My mother had been sick for over the course of 4+ years. I had witnessed her at her best and her worse. I witnessed her dancing around the living room with my siblings and me and I also witnessed her lie in bed for days at a time because her body wouldn’t allow her to move as if she was being held hostage by her own body.
Although my mother had been battling with her illness for a while I had never thought just 7 months later her “worse” would get the best of her and that would be the last time I would see, talk, hear or touch my mother again.
December 27, 2014…
That’s the day that my heart broke in two.
That’s the day that my mother was taken away from me.
That’s the day that I’ll never forget.
My mother was in her mid-fifties — she still had so much to do and so much to see. Like she would always tell me “I’m still young.” And, indeed she was.
I’ve been living without my mother for almost 4 years and it’s been a long 4-year journey of ups and downs!
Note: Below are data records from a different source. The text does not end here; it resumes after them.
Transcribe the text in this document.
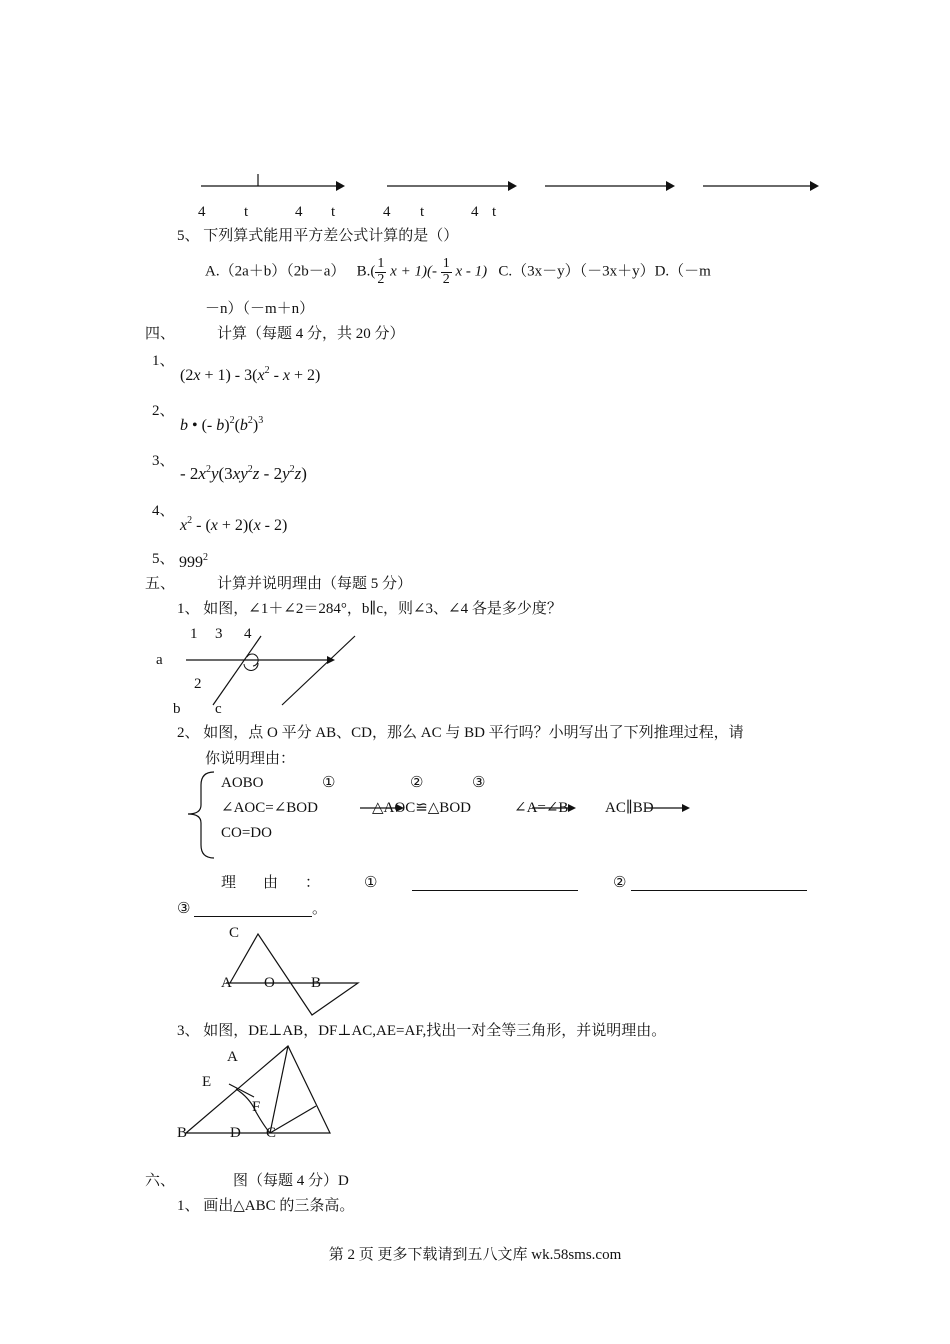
4	t	4 t	4 t	4 t
5、 下列算式能用平方差公式计算的是（）
A.（2a＋b）（2b－a） $B.( \frac{1}{2}$ $x + 1)(- \frac{1}{2}$ x - 1) C.（3x－y）（－3x＋y）D.（－m
－n）（－m＋n）
四、	计算（每题 4 分，共 20 分）
1、
$(2x + 1) - 3(x^2 - x + 2)$
2、
b • (- $b)^2(b^2)^3$
3、
- $2x^2y(3xy^2z - 2y^2z)$
4、
$x^2 - (x + 2)(x - 2)$
5、 $999^2$
五、	计算并说明理由（每题 5 分）
1、 如图，∠1＋∠2＝284°，b∥c，则∠3、∠4 各是多少度？
1 3 4
a
2
b c
2、 如图，点 O 平分 AB、CD，那么 AC 与 BD 平行吗？小明写出了下列推理过程，请
你说明理由：
AOBO	①	②	③
∠AOC=∠BOD	△AOC≌△BOD	∠A=∠B AC∥BD
CO=DO
理　由　：	①	②
③	。
C
A O B
3、 如图，DE⊥AB，DF⊥AC,AE=AF,找出一对全等三角形，并说明理由。
A
E
F
B	D C
六、	图（每题 4 分）D
1、 画出△ABC 的三条高。
第 2 页 更多下载请到五八文库 wk.58sms.com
The good part is, I was able to share 18 years of love, laughter, and memories with my loving mother. However, there are events and milestones that my mother won’t be here to witness or attend. She won’t be here for my wedding day or the delivery of my first child. She won’t be here for Mother’s Day, Thanksgiving, or Christmas. She won’t be here to hold me when I’m suffering from a broken heart. She won’t be here to pick up the phone when I need her most. Basically, she just simply won’t be here and the absence of her presence will be felt for a lifetime.
I always thought that such a tragedy like this would never target me or my family. I thought that my mother would be here forever, I mean isn’t that what we all believe? I never imagined being a motherless daughter, but here I am writing this post.
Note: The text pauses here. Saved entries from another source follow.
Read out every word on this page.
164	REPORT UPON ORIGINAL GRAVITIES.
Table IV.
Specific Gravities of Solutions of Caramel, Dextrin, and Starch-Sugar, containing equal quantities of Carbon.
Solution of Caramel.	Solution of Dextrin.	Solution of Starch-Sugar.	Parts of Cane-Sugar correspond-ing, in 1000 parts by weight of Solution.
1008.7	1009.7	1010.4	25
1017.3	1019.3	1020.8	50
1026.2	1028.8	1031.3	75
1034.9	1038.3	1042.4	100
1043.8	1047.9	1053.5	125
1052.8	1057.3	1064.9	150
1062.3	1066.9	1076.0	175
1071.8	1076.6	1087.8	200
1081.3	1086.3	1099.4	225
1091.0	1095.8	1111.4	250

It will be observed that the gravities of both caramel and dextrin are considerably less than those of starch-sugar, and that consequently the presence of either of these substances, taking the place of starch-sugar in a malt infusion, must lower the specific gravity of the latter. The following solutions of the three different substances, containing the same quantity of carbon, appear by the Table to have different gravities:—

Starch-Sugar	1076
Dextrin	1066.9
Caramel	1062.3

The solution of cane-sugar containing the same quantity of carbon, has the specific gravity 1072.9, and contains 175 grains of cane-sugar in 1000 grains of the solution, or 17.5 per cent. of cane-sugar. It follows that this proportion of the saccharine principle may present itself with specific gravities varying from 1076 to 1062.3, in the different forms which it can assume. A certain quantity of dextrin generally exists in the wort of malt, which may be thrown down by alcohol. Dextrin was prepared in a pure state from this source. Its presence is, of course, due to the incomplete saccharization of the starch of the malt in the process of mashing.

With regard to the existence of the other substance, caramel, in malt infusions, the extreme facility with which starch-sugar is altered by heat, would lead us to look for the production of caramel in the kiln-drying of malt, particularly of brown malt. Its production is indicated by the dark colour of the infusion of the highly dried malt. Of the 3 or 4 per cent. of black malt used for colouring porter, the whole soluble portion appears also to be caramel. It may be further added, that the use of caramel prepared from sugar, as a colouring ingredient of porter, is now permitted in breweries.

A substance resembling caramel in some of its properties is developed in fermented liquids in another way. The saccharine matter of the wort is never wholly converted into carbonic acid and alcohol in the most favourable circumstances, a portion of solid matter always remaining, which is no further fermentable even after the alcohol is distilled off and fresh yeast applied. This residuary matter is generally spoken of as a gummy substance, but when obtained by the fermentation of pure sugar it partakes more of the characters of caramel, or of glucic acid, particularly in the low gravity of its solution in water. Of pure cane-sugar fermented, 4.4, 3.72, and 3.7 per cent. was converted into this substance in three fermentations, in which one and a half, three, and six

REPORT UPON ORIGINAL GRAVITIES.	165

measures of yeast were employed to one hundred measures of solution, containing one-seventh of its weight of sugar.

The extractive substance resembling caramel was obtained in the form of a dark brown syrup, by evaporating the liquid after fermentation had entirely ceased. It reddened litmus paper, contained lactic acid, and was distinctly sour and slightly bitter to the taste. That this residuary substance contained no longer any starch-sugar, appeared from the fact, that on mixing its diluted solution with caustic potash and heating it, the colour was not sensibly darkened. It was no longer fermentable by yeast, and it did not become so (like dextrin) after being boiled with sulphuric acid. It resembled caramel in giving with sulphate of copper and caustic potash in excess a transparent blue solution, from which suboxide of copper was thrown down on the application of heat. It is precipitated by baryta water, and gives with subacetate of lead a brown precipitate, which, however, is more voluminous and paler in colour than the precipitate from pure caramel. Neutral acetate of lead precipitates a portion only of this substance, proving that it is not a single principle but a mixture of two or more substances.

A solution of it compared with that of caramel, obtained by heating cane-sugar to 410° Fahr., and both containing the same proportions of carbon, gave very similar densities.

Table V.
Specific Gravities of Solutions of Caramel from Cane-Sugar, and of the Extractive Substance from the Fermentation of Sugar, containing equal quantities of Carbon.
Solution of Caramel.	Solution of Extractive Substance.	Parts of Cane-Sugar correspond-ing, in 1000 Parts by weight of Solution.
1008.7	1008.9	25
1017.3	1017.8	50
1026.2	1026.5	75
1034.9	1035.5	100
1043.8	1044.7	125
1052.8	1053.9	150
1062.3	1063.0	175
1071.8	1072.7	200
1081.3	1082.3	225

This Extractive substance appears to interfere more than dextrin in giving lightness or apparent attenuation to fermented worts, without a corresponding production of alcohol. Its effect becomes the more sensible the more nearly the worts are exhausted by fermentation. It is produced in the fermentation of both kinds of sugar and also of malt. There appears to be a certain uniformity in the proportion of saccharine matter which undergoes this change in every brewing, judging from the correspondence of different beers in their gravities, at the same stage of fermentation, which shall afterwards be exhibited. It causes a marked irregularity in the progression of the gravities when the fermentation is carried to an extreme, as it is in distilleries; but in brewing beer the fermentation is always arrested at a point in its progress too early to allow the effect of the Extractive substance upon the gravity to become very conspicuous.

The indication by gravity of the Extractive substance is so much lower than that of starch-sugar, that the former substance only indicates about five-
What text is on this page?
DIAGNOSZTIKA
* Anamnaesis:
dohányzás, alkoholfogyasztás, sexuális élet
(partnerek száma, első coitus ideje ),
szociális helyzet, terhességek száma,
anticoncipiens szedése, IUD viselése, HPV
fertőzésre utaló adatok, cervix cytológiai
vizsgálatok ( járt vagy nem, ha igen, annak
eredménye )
So, when people ask me do I miss her, my reply is “Every day.” When people ask how do I cope, my reply is “Day by day!”
Because I’ll never get used to being without my mother, I’ll never get used to spending Mother’s Day without her, I’ll never get used to that empty chair at the table on the holidays, and I’ll never get used to being a motherless daughter.
If you don’t do anything today hug your mother, cherish your mother, love your mother, and make plenty of memories. Because, when you’re a motherless daughter the only thing you have left is the memories!